Surely it’s a sign of middle age that the youthful Saturday nights I recall fondly aren’t about dancing at Rupert’s Nightclub in Golden Valley or downing tequila sunrises to the bluesy sounds of Lamont Cranston at the Cabooze.
My memories go further back, to the early 1970s, when CBS had the best comedy lineup on TV. All in the Family at 7 p.m., followed an hour later by The Mary Tyler Moore Show — essential viewing for a shy but ambitious teenage girl — followed by Bob Newhart as a delightfully droll therapist and capped off by an hour with Carol Burnett.
I’ve been thinking of CBS Saturdays during this cold, icy Minnesota winter when finances, the frigid weather and the press of graduate school have conspired to keep me home most weekend nights. I find myself knitting again and curling up with my dogs to watch Downton Abbey, Madam Secretary, The Good Wife and, more recently, Mercy Street — a sometimes shockingly accurate Civil War–era drama set in a makeshift hospital on the border of North and South.
What these shows all have in common is what too many Hollywood films still lack: strong, vulnerable, believable female characters whose stories help me write and weave my own.
Long live C.J. Cregg
The best gift my older son, Sam, ever gave me was a boxed set of all seven seasons of The West Wing, the most inspiring drama ever made for television.
I loved the portrayal of Chief of Staff Leo McGarry as a recovering alcoholic, the poetic idealism of speechwriter Sam Seaborn, the soaring speeches of President Josiah Bartlet (a Notre Dame graduate and Nobel Prize–winning economist) and the identity struggles of his accomplished physician wife.
But I watched The West Wing for C.J. Cregg, the tall, sharply dressed, fast-talking press secretary who — like most women — found her voice and professional confidence as she grew older, more experienced, less naïve.
C.J. made me wish I’d majored in political science instead of English in college. She helped me see the value and trust inherent in office friendships. Lacking any life outside of work, she helped me appreciate the hard-won balance I sustained during my years of commuting and raising children.

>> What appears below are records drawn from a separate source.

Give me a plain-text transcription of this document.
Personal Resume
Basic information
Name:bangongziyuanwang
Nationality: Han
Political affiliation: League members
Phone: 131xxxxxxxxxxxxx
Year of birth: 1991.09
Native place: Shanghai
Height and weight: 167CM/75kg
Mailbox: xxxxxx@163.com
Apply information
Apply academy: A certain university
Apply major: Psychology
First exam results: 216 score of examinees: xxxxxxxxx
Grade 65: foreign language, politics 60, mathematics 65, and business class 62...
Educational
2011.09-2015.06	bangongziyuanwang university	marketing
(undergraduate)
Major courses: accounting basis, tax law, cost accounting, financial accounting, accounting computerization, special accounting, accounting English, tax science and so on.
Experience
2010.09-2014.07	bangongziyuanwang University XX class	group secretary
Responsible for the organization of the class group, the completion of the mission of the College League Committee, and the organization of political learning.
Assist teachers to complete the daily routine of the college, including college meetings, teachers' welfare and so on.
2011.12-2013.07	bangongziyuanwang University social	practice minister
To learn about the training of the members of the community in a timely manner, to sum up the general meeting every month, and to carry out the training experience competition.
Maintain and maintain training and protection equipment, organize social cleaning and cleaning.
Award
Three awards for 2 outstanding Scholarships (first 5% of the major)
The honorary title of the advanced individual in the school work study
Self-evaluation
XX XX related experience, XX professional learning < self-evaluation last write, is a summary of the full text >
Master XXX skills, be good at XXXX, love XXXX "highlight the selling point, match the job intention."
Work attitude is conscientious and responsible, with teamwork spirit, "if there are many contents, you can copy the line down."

A natural evolution of Mary Richards’ TV producer some 25 years on, C.J. showed viewers that women can be smart and soft, tough and tender, feminist and feminine. Name one mainstream American film besides the obvious — Thelma and Louise, Norma Rae, The Kids Are Alright — that dares to show the lined faces and toned bodies of middle-aged women in all their hope and heartbreak, their character and complexity.
Today’s television heroines
Premium cable channels and streaming services like Netflix and Amazon have created opportunities for women on surprisingly sophisticated shows. (House of Cards and The Newsroom, from West Wing creator Aaron Sorkin, are among my favorites.)

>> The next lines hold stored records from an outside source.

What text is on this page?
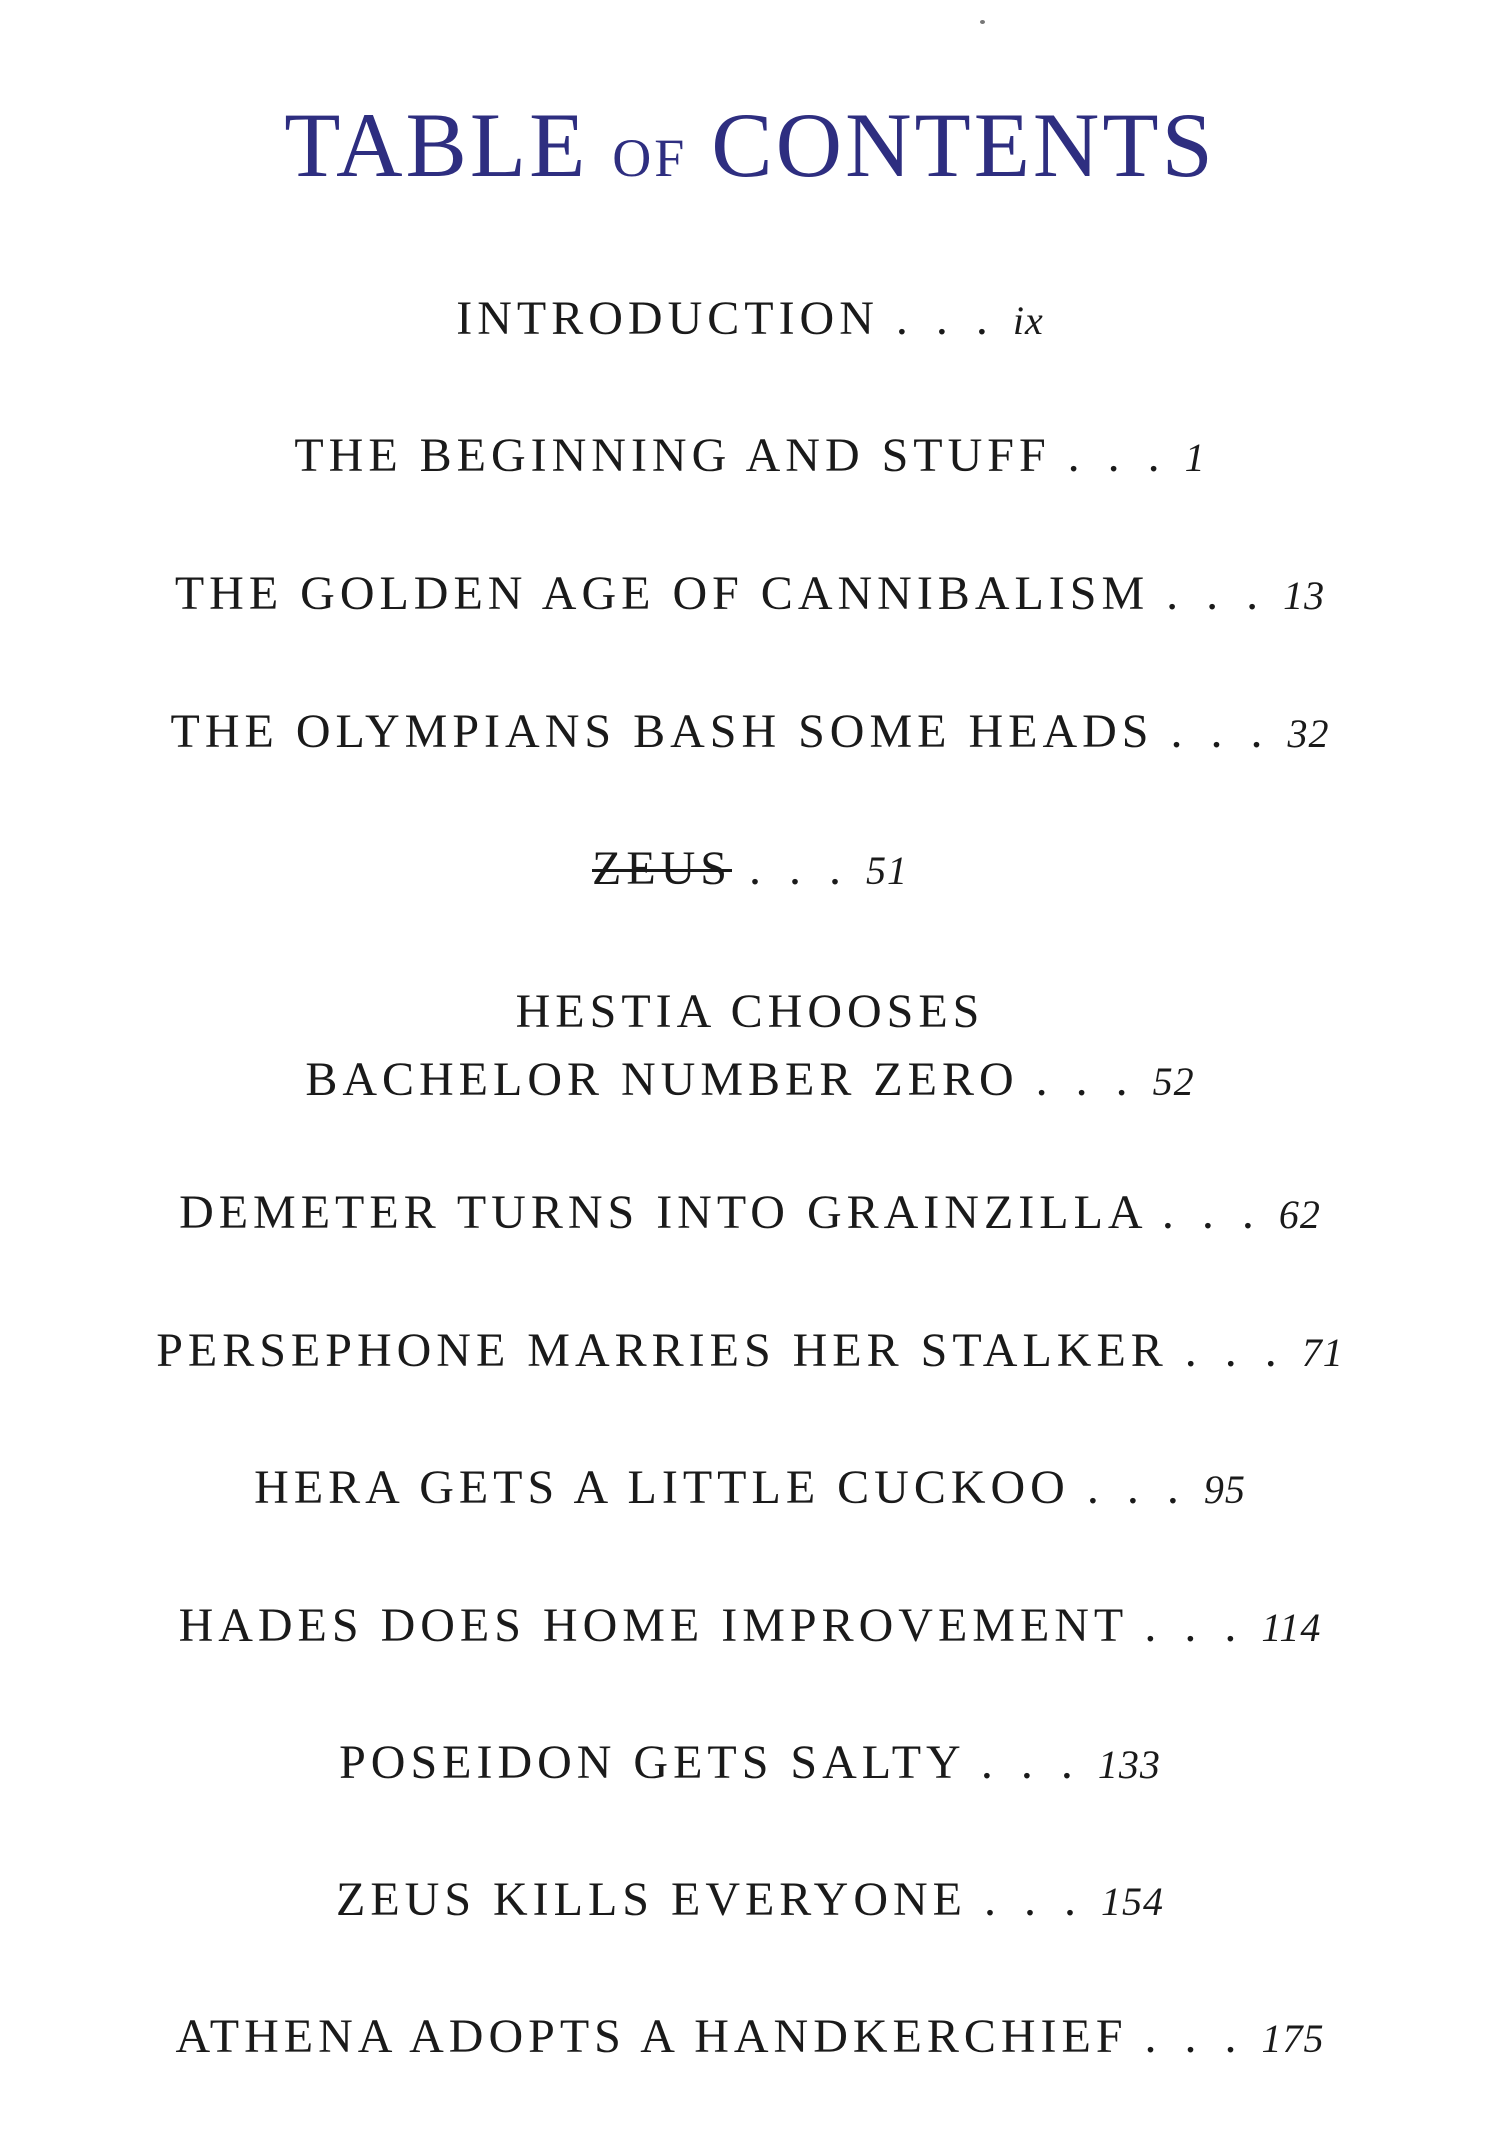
TABLE OF CONTENTS
INTRODUCTION . . . ix
THE BEGINNING AND STUFF . . . 1
THE GOLDEN AGE OF CANNIBALISM . . . 13
THE OLYMPIANS BASH SOME HEADS . . . 32
ZEUS . . . 51
HESTIA CHOOSES
BACHELOR NUMBER ZERO . . . 52
DEMETER TURNS INTO GRAINZILLA . . . 62
PERSEPHONE MARRIES HER STALKER . . . 71
HERA GETS A LITTLE CUCKOO . . . 95
HADES DOES HOME IMPROVEMENT . . . 114
POSEIDON GETS SALTY . . . 133
ZEUS KILLS EVERYONE . . . 154
ATHENA ADOPTS A HANDKERCHIEF . . . 175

TV series about “women of a certain age” catch my attention, because I seldom see those stories in Hollywood films.
- The Servants of Downton: From Daisy, the cook’s assistant who is getting an education to get out of a life of service, to Mrs. Hughes, the housekeeper and head of the maids, the women downstairs in Downton Abbey resonant more with my paycheck-to-paycheck existence than the fancy clothes and silly romantic troubles of the Crawley sisters upstairs. Anna’s rape at the hands of a visiting valet in season 4 — her shame and her fear of telling her husband — was harrowing, realistic, must-see TV.
- Mercy Street: Women had no property rights and couldn’t vote during the time of the Civil War. The first women’s rights convention was held in 1848, and out of that social movement and the reality of men being away at war came women’s emergence into relief work and nursing. Reformer Dorothea Dix was an advocate of female nurses. Her courage is channeled on the new PBS series Mercy Street by Mary Phinney, a widow and woman of privilege who seeks a new purpose in life.
- The Good Wife: Google “Alicia Florrick,” and it’s no wonder you’ll find stories about her hair, her clothes. The character is too perfectly put together for my taste, and the series never achieved the promise of its premise. (Why not explore what Alicia gets out of staying married to her philandering husband?) But I still watch, occasionally, for The Good Wife’s focus on the compelling female friend — for five seasons the sassy, savvy Kalinda and, this season, Lucca Quinn.
- Madam Secretary: It’s no West Wing, and conservative commentators say the series’ purpose is to get Hillary Clinton elected. That’s one reason I like it. More important, though, Secretary of State Elizabeth McCord shows the real-world struggles of maintaining a family and an always-on career. If husband Henry McCord is too much of a women’s wet dream (an academic, a dad who cooks, a sexy guy who insists that he and his wife talk), that’s OK. I tell my husband that Henry is a role model he can aspire to.
We’ll be reminded this Sunday night about the #OscarsSoWhite movement. Check out the Best Director category; women are underrepresented, too.
So even though TV remains, for me, an “only if I have time” pastime, I am watching television more often than I am going to the movies. Enough of the action flicks, the December-May romances. For my own sense of self, especially as I age, I want to see women whose lives feel real.